Gualtiero Jacopetti
Parler de Gualtiero Jacopetti, c'est entrer de front dans l'ambiguïté brutale de Mondo Cane et de tout ce que ce titre a rendu possible, ou tolérable, dans l'histoire du regard occidental. Peu de cinéastes ont autant compté pour des raisons aussi inconfortables. Jacopetti a participé à inventer une forme qui mêle documentaire, exploitation, voyeurisme et commentaire pseudo-ethnographique, avec un impact considérable sur le cinéma de sensation des années 1960. L'influence est réelle. Le problème moral l'est tout autant.
Il faut être précis: le cinéma de Jacopetti n'est pas seulement choquant par ses sujets, mais par sa structure de regard. Il découpe le monde en attractions, en anomalies, en scènes destinées à produire alternativement fascination, rire déplacé, répulsion ou supériorité culturelle. Cette logique n'est pas un accident. Elle constitue le cœur même du dispositif mondo. Le film ne documente pas une réalité, il la met en circulation comme marchandise affective. De là vient son efficacité, et de là vient aussi sa toxicité.
Réduire Jacopetti à un provocateur sans talent serait pourtant une erreur critique. Il a compris très tôt que le montage pouvait fabriquer une idéologie de la curiosité, qu'il suffisait d'enchaîner des fragments hétérogènes sous une voix d'autorité pour donner au spectateur le sentiment d'un savoir acquis.

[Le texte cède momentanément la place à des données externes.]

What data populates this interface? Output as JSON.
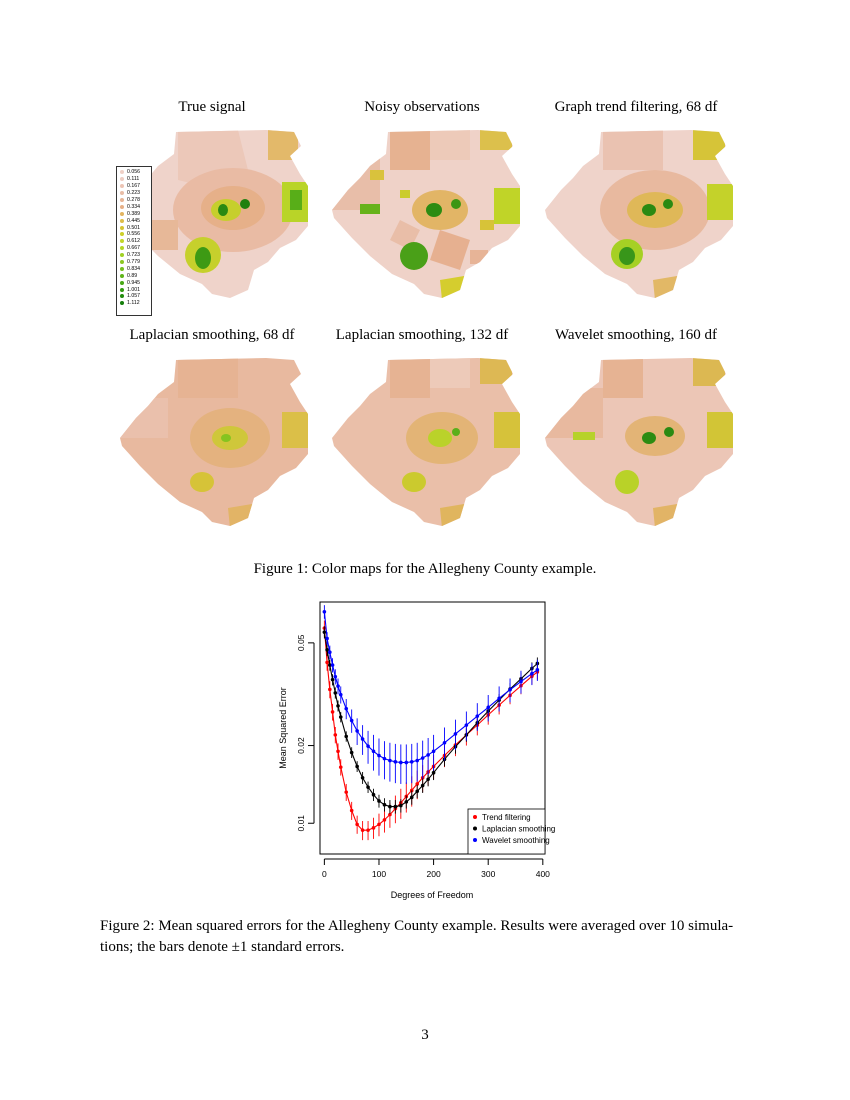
{
  "figure1": {
    "panels": [
      {
        "title": "True signal"
      },
      {
        "title": "Noisy observations"
      },
      {
        "title": "Graph trend filtering, 68 df"
      },
      {
        "title": "Laplacian smoothing, 68 df"
      },
      {
        "title": "Laplacian smoothing, 132 df"
      },
      {
        "title": "Wavelet smoothing, 160 df"
      }
    ],
    "legend": {
      "values": [
        "0.056",
        "0.111",
        "0.167",
        "0.223",
        "0.278",
        "0.334",
        "0.389",
        "0.445",
        "0.501",
        "0.556",
        "0.612",
        "0.667",
        "0.723",
        "0.779",
        "0.834",
        "0.89",
        "0.945",
        "1.001",
        "1.057",
        "1.112"
      ],
      "colors": [
        "#efd0c6",
        "#eecdc2",
        "#ecc4b4",
        "#e9bda6",
        "#e7b596",
        "#e6b088",
        "#e2b460",
        "#ddbd48",
        "#d6c432",
        "#cdcf2a",
        "#c2d628",
        "#b4d626",
        "#a0d024",
        "#8cc822",
        "#76bf1e",
        "#5fb41a",
        "#48a816",
        "#339a12",
        "#228c0e",
        "#147e0a"
      ]
    },
    "caption": "Figure 1: Color maps for the Allegheny County example."
  },
  "chart_data": {
    "type": "line",
    "xlabel": "Degrees of Freedom",
    "ylabel": "Mean Squared Error",
    "yscale": "log",
    "xlim": [
      -8,
      404
    ],
    "ylim": [
      0.0076,
      0.072
    ],
    "xticks": [
      0,
      100,
      200,
      300,
      400
    ],
    "yticks": [
      0.01,
      0.02,
      0.05
    ],
    "ytick_labels": [
      "0.01",
      "0.02",
      "0.05"
    ],
    "legend_position": "bottom-right",
    "series": [
      {
        "name": "Trend filtering",
        "color": "#ff0000",
        "x": [
          0,
          5,
          10,
          15,
          20,
          25,
          30,
          40,
          50,
          60,
          70,
          80,
          90,
          100,
          110,
          120,
          130,
          140,
          150,
          160,
          170,
          180,
          190,
          200,
          220,
          240,
          260,
          280,
          300,
          320,
          340,
          360,
          380,
          390
        ],
        "y": [
          0.057,
          0.042,
          0.033,
          0.027,
          0.022,
          0.019,
          0.0165,
          0.0132,
          0.0112,
          0.0099,
          0.0094,
          0.0094,
          0.0096,
          0.0099,
          0.0103,
          0.0108,
          0.0114,
          0.012,
          0.0127,
          0.0134,
          0.0142,
          0.015,
          0.0158,
          0.0166,
          0.0183,
          0.0201,
          0.022,
          0.024,
          0.0263,
          0.0287,
          0.0313,
          0.0341,
          0.0371,
          0.0386
        ],
        "err": [
          0.004,
          0.003,
          0.0025,
          0.002,
          0.0016,
          0.0014,
          0.0012,
          0.001,
          0.0009,
          0.0008,
          0.0008,
          0.0008,
          0.0009,
          0.001,
          0.0011,
          0.0012,
          0.0014,
          0.0016,
          0.0017,
          0.0018,
          0.0018,
          0.0018,
          0.0018,
          0.0018,
          0.0018,
          0.0019,
          0.002,
          0.0021,
          0.0022,
          0.0023,
          0.0024,
          0.0025,
          0.0026,
          0.0026
        ]
      },
      {
        "name": "Laplacian smoothing",
        "color": "#000000",
        "x": [
          0,
          5,
          10,
          15,
          20,
          25,
          30,
          40,
          50,
          60,
          70,
          80,
          90,
          100,
          110,
          120,
          130,
          140,
          150,
          160,
          170,
          180,
          190,
          200,
          220,
          240,
          260,
          280,
          300,
          320,
          340,
          360,
          380,
          390
        ],
        "y": [
          0.055,
          0.047,
          0.041,
          0.036,
          0.032,
          0.0285,
          0.0258,
          0.0217,
          0.0188,
          0.0166,
          0.015,
          0.0138,
          0.0129,
          0.0122,
          0.0118,
          0.0116,
          0.0116,
          0.0117,
          0.0121,
          0.0126,
          0.0133,
          0.014,
          0.0148,
          0.0157,
          0.0177,
          0.0198,
          0.022,
          0.0245,
          0.0272,
          0.03,
          0.0331,
          0.0363,
          0.0398,
          0.0416
        ],
        "err": [
          0.003,
          0.0025,
          0.002,
          0.0018,
          0.0016,
          0.0014,
          0.0012,
          0.001,
          0.0009,
          0.0008,
          0.0008,
          0.0007,
          0.0007,
          0.0007,
          0.0007,
          0.0007,
          0.0007,
          0.0007,
          0.0007,
          0.0008,
          0.0008,
          0.0009,
          0.0009,
          0.001,
          0.0011,
          0.0012,
          0.0013,
          0.0014,
          0.0016,
          0.0017,
          0.0018,
          0.002,
          0.0022,
          0.0023
        ]
      },
      {
        "name": "Wavelet smoothing",
        "color": "#0000ff",
        "x": [
          0,
          5,
          10,
          15,
          20,
          25,
          30,
          40,
          50,
          60,
          70,
          80,
          90,
          100,
          110,
          120,
          130,
          140,
          150,
          160,
          170,
          180,
          190,
          200,
          220,
          240,
          260,
          280,
          300,
          320,
          340,
          360,
          380,
          390
        ],
        "y": [
          0.066,
          0.052,
          0.046,
          0.041,
          0.037,
          0.034,
          0.0315,
          0.0278,
          0.025,
          0.0228,
          0.0212,
          0.0199,
          0.019,
          0.0183,
          0.0178,
          0.0175,
          0.0173,
          0.0172,
          0.0172,
          0.0173,
          0.0175,
          0.0179,
          0.0184,
          0.019,
          0.0205,
          0.0222,
          0.024,
          0.026,
          0.0281,
          0.0305,
          0.0329,
          0.0354,
          0.038,
          0.0393
        ],
        "err": [
          0.004,
          0.003,
          0.0028,
          0.0026,
          0.0025,
          0.0024,
          0.0024,
          0.0025,
          0.0026,
          0.0027,
          0.0028,
          0.0029,
          0.003,
          0.003,
          0.003,
          0.003,
          0.003,
          0.003,
          0.003,
          0.003,
          0.003,
          0.003,
          0.003,
          0.003,
          0.003,
          0.003,
          0.0031,
          0.0032,
          0.0033,
          0.0034,
          0.0035,
          0.0036,
          0.0037,
          0.0037
        ]
      }
    ]
  },
  "figure2": {
    "caption_line1": "Figure 2: Mean squared errors for the Allegheny County example. Results were averaged over 10 simula-",
    "caption_line2": "tions; the bars denote ±1 standard errors."
  },
  "page_number": "3"
}
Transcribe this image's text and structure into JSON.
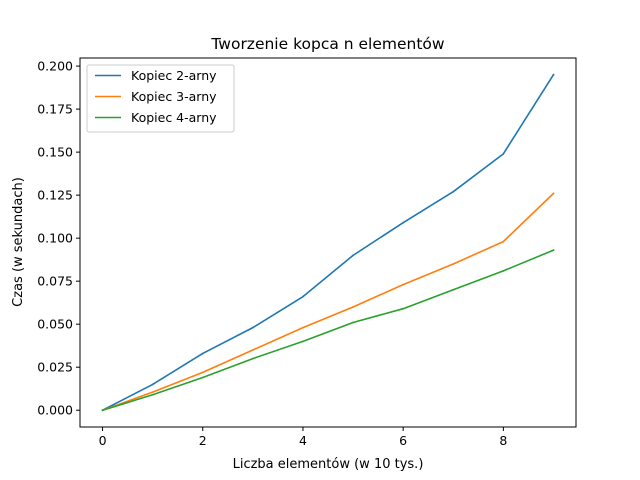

Cette intelligence du dispositif explique en partie pourquoi son œuvre a tant marqué l'histoire du cinéma d'exploitation. Elle a préparé des formes ultérieures de télévision sensationnaliste, de pseudo-documentaire scandaleux, de consommation visuelle du malheur des autres.
Dans le cadre du cinéma italien, Jacopetti représente ainsi une branche sombre et très révélatrice. L'Italie du boom, de la mobilité médiatique, de l'internationalisation des circuits de production y trouve une expression particulièrement cynique. Le monde devient une réserve d'images à capturer, hiérarchiser, vendre. Il n'est pas étonnant que ce cinéma ait pu voisinier, dans l'imaginaire international, avec des formes de horreur documentaire avant la lettre. Non parce qu'il mettrait en scène des monstres fictifs, mais parce qu'il transforme les autres en spectacle inquiétant, inférieur ou grotesque.
Ce mécanisme mérite d'être rappelé aujourd'hui, à l'heure où les images circulent plus vite que jamais sous couvert d'information, de curiosité culturelle ou de simple divertissement. Jacopetti n'est pas un ancêtre respectable. Il est un symptôme majeur. Son œuvre montre comment une mise en scène apparemment ludique peut naturaliser des rapports de domination, comment le montage peut servir à stabiliser des fantasmes coloniaux ou raciaux, comment l'autorité du documentaire peut devenir une couverture pour toutes les manipulations.
Cela n'empêche pas de reconnaître sa place dans l'histoire des formes. Des festivals comme Venise ou des rétrospectives consacrées au cinéma de genre et d'exploitation ne peuvent pas l'ignorer, précisément parce que son travail oblige à penser la frontière entre invention formelle et faillite éthique. Jacopetti force la critique à sortir du confort. On ne peut ni le célébrer naïvement, ni faire comme s'il n'avait rien changé.
Il faut aussi mesurer la part de performance dans son cinéma. La voix, le ton, l'agencement des séquences, tout concourt à installer une posture de maître de cérémonie cynique. Le spectateur est pris dans un contrat pervers: il lui est proposé de regarder l'horreur ou l'étrangeté du monde depuis une position de distance amusée. Cette posture est décisive, car elle transforme l'expérience morale du film. On n'est pas seulement exposé à des images discutables. On est entraîné à adopter une manière de les consommer.
Gualtiero Jacopetti reste donc une figure essentielle, mais essentiellement problématique. Son importance historique est indéniable. Son cinéma a ouvert une veine entière de formes sensationnalistes qui ont marqué la culture visuelle globale. Mais cette importance n'appelle aucune indulgence. Au contraire, elle exige un regard critique plus tranchant.
Ce que Jacopetti lègue au cinéma, ce n'est pas simplement un style ou un sous-genre. C'est une question: que fait une image quand elle transforme l'altérité, la souffrance ou le rite en attraction? Toute discussion sérieuse sur son œuvre doit partir de là. Sans cela, on ne ferait que répéter le vieux geste mondo: regarder beaucoup, comprendre trop peu, et appeler cela du cinéma.